DescriptionWalpole Pedigree 1776 Strawberry Hill, Twickenham.png |
A Pedigree of Walpole to Explain the Portraits and Coats of Arms at Strawberry Hill, Anno 1776 with drawings of the arms labelled "Birkhead" and "Shorter.
- Sable, a lion rampant or ducally crowned argent between three battle axes of the last headed of the second (Shorter (modern ?)) (Burke, Sir Bernard, The General Armory, London, 1884, p.924 "Shorter of London, granted 1687")
- Per saltire or and sable, a bordure counter-changed (Shorter (ancient? /augmented coat ?)) (Burke, Sir Bernard, The General Armory, London, 1884, p.924 "Shorter") (Papworth, John Woody, Alphabetical Dictionary of Coats of Arms Belonging to Families in Great Britain and Ireland, Vol.I, London, 1874, p.343); (Marshall/Pipard/Pulley (Per saltire or and sable), per: Papworth, John Woody, Alphabetical Dictionary of Coats of Arms Belonging to Families in Great Britain and Ireland, Vol.II, London, 1874, p.1056)
- Argent, on a chevron azure between three crosses patée fitchée sable a crescent between two escallops or (Birkhead/Birket) (sometimes shown as roses not escallops) (Sir John Shorter (c.1625-1688), Lord Mayor of London, married Isabel Birkhead/Birket, a sister of Edward Birkhead (d.1662) of Richmond House, Twickenham, Serjeant-at-Arms in the House of Commons in 1648, a Quaker Magistrate and the principal landowner in the parish of Twickenham. See pedigree of Walpole in A Pedigree of Walpole to Explain the Portraits and Coats of Arms at Strawberry Hill, Anno 1776 with a drawing of these arms labelled "Birkhead" [1]. Sometimes shown with chevron azure). The land on which Strawberry Hill House was built by Horace Walpole had earlier been acquired by Edward Birkhead.
Birkhead family
The Twickenham Museum: The history centre for Twickenham, Whitton, Teddington and the Hamptons[2], states:
- Edward Birkhead (d.1662), Quaker Magistrate and a principal landowner in the parish of Twickenham. Edward Birkhead, the fourth of 11 children was appointed Serjeant-at-Arms in the House of Commons in 1648, under Cromwell's Protectorate. he was replaced, in 1660 by James Norfolk, on the accession of Charles II. He appears to have first acquired property in Twickenham in 1652 although only himself paying rates from 1659. By 1661, when there was a survey of all the real estate in the parish he owned eight properties or houses and various parcels of land. One of the properties was described as the Glass House. This was almost certainly a glassworks. At £94-10-0 the rateable value of his properties made him the principal landowner in the parish. The house he was living in, and which he may have built, was on the riverside, later rebuilt and named Richmond House. It was valued at £20, the same as that of Sir Joseph Ashe at Cambridge Park and John Browne at the Manor House, which gives an indication of its size. When he died his widow Ellen (there were no surviving children) and perhaps a younger brother William remained until 1680 when the house was acquired by John Izzard of Baldock who passed it to Francis Newport, later Earl of Bradford in 1882. Birkhead had taken arms in the parliamentary cause though he asserted his loyalty to Charles II in 1660. His protestantism may have been extreme: in 1659 he hosted a visit from George Fox (1624-91), regarded as a founder of the Quakers, as recorded in Fox's Journal: "And after this I past into severall places off ye Country: & I had a meetinge att Serjant Birketts where there was many considerable people & some of quality & a glorious meetinge it was"

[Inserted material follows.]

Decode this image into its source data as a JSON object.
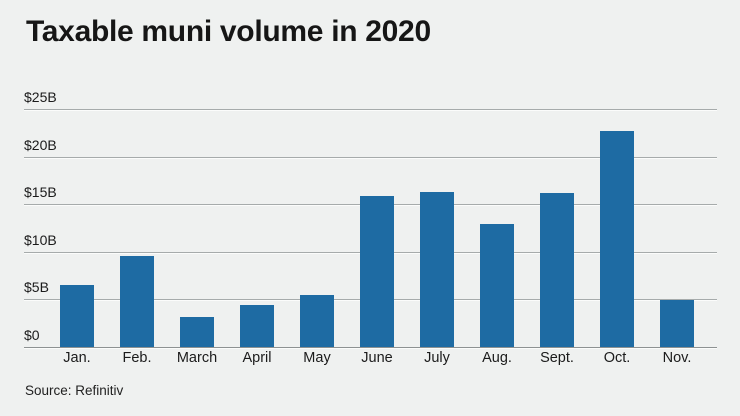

- One of Edward Birkhead's four sisters, Isabella Birkhead, married John Shorter, a goldsmith of London. As Sir John Shorter, a Whig Alderman for Cripplegate Ward, he became Lord Mayor in 1688, dying in that office. His son, also John Shorter, of Bybrook in Kent had two daughters, Catherine Shorter (d.1730) who became the first wife of Sir Robert Walpole, and was Horace Walpole's mother. The other sister Charlotte Shorter (d.1734), married Francis Conway, 1st Baron Conway, father of Francis Seymour-Conway, 1st Marquess of Hertford (1718–1794) who was father of Anne Seymour Damer. It was her cousin, Mary Georgiana Seymour, later Mrs Lionel Damer, who had the Birkhead house rebuilt in 1816. Horace Walpole, in his Description of the Villa (Strawberry Hill) notes various members of the Shorter family on pages 27 and 35, whose portraits he displayed in the Green Closet and the Library. Edward bequeathed Isabella a share of one of his properties, Mason's Lodge in the churchyard of St Margarets, Westminster when his wife Ellen died.